Use staging models to normalize warehouse noise
Raw tables usually contain naming drift, duplicated status logic, mixed timestamp semantics, and denormalized blobs that make dimensional modeling harder than it needs to be. dbt staging models are where you clean that noise.
Rename columns into warehouse-friendly terms, standardize types, and push source-specific cleanup into the staging layer. Your dimensional models should read like analytics products, not ingestion artifacts.
-- Staging: rename, retype, clean. No business logic here.
with source as (
select * from {{ source('raw', 'orders') }}
),
renamed as (
select
order_id,
customer_id,
product_id,
store_id,
cast(order_date as date) as order_date,
cast(quantity as integer) as quantity,
cast(unit_price as numeric(10,2)) as unit_price,
quantity * unit_price as total_amount,
lower(trim(status)) as order_status
from source
where order_id is not null
)
select * from renamed- Keep staging close to the source — avoid business metrics there.
- Normalize keys and timestamps before dimensional modeling starts.
- Document field meaning in the same repo where models are reviewed.
Design conformed dimensions before you optimize marts
A star schema scales better when dimensions are reusable across facts. Customer, product, account, and date are common examples. If each mart invents its own version, reviews get noisy and definitions drift across the warehouse.
In dbt, conformed dimensions also reduce duplicate logic. Shared dimensions feed multiple marts while preserving a single, reviewable source of truth for descriptive attributes.
- Prefer shared dimensions when the entity definition is stable across domains.
- Keep slowly changing history intentional, not accidental.

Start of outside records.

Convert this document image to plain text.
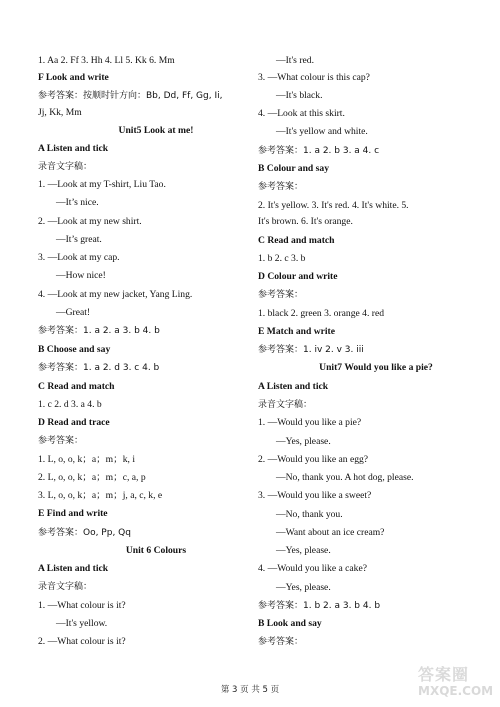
1. Aa 2. Ff 3. Hh 4. Ll 5. Kk 6. Mm
F Look and write
参考答案：按顺时针方向：Bb, Dd, Ff, Gg, Ii,
Jj, Kk, Mm
Unit5 Look at me!
A Listen and tick
录音文字稿：
1. —Look at my T-shirt, Liu Tao.
—It’s nice.
2. —Look at my new shirt.
—It’s great.
3. —Look at my cap.
—How nice!
4. —Look at my new jacket, Yang Ling.
—Great!
参考答案：1. a 2. a 3. b 4. b
B Choose and say
参考答案：1. a 2. d 3. c 4. b
C Read and match
1. c 2. d 3. a 4. b
D Read and trace
参考答案：
1. L, o, o, k；a；m；k, i
2. L, o, o, k；a；m；c, a, p
3. L, o, o, k；a；m；j, a, c, k, e
E Find and write
参考答案：Oo, Pp, Qq
Unit 6 Colours
A Listen and tick
录音文字稿：
1. —What colour is it?
—It's yellow.
2. —What colour is it?
—It's red.
3. —What colour is this cap?
—It's black.
4. —Look at this skirt.
—It's yellow and white.
参考答案：1. a 2. b 3. a 4. c
B Colour and say
参考答案：
2. It's yellow. 3. It's red. 4. It's white. 5.
It's brown. 6. It's orange.
C Read and match
1. b 2. c 3. b
D Colour and write
参考答案：
1. black 2. green 3. orange 4. red
E Match and write
参考答案：1. iv 2. v 3. iii
Unit7 Would you like a pie?
A Listen and tick
录音文字稿：
1. —Would you like a pie?
—Yes, please.
2. —Would you like an egg?
—No, thank you. A hot dog, please.
3. —Would you like a sweet?
—No, thank you.
—Want about an ice cream?
—Yes, please.
4. —Would you like a cake?
—Yes, please.
参考答案：1. b 2. a 3. b 4. b
B Look and say
参考答案：
第 3 页 共 5 页
答案圈
MXQE.COM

- Use surrogate keys only when the modeling problem genuinely requires them.
Express your schema in SchemaStruct DSL before writing SQL
Before writing any dbt SQL, expressing your star schema in a structured DSL lets the whole team review the design as a diagram. You can catch grain mismatches, missing foreign keys, and naming inconsistencies at design time instead of during code review.
SchemaStruct parses the DSL into a live diagram. Once the design is agreed, the DSL exports directly to SQL DDL for any target dialect — Snowflake, PostgreSQL, or Databricks.
table dim_customer {
customer_id int [pk]
full_name varchar
email varchar [unique]
region varchar
segment varchar
note: "Conformed — shared across fct_orders and fct_sessions"
}
table dim_product {
product_id int [pk]
product_name varchar
category varchar
sku varchar [unique]
unit_cost decimal
}
table dim_date {
date_id int [pk]
full_date date
year int
quarter int
month int
day_of_week varchar
is_weekend boolean
}
table fact_orders {
order_id int [pk]
customer_id int [ref: > dim_customer.customer_id]
product_id int [ref: > dim_product.product_id]
date_id int [ref: > dim_date.date_id]
quantity int
unit_price decimal
total_amount decimal
}Review the model before you ship SQL
Teams often treat dbt as the first review surface, but that forces reviewers to reason through the implementation before agreeing on the structure. A better approach is to review the schema itself first: grain, joins, dimensions, and delivery outputs.
That is where a visual review layer compounds. Once the star schema is agreed, the dbt implementation becomes a handoff step instead of the place where design ambiguity is discovered.
Pro Tip
Ship the schema review, not just the SQL review. Agreeing on grain and joins before writing dbt models cuts downstream rework by catching design issues at the cheapest possible moment — before any SQL exists.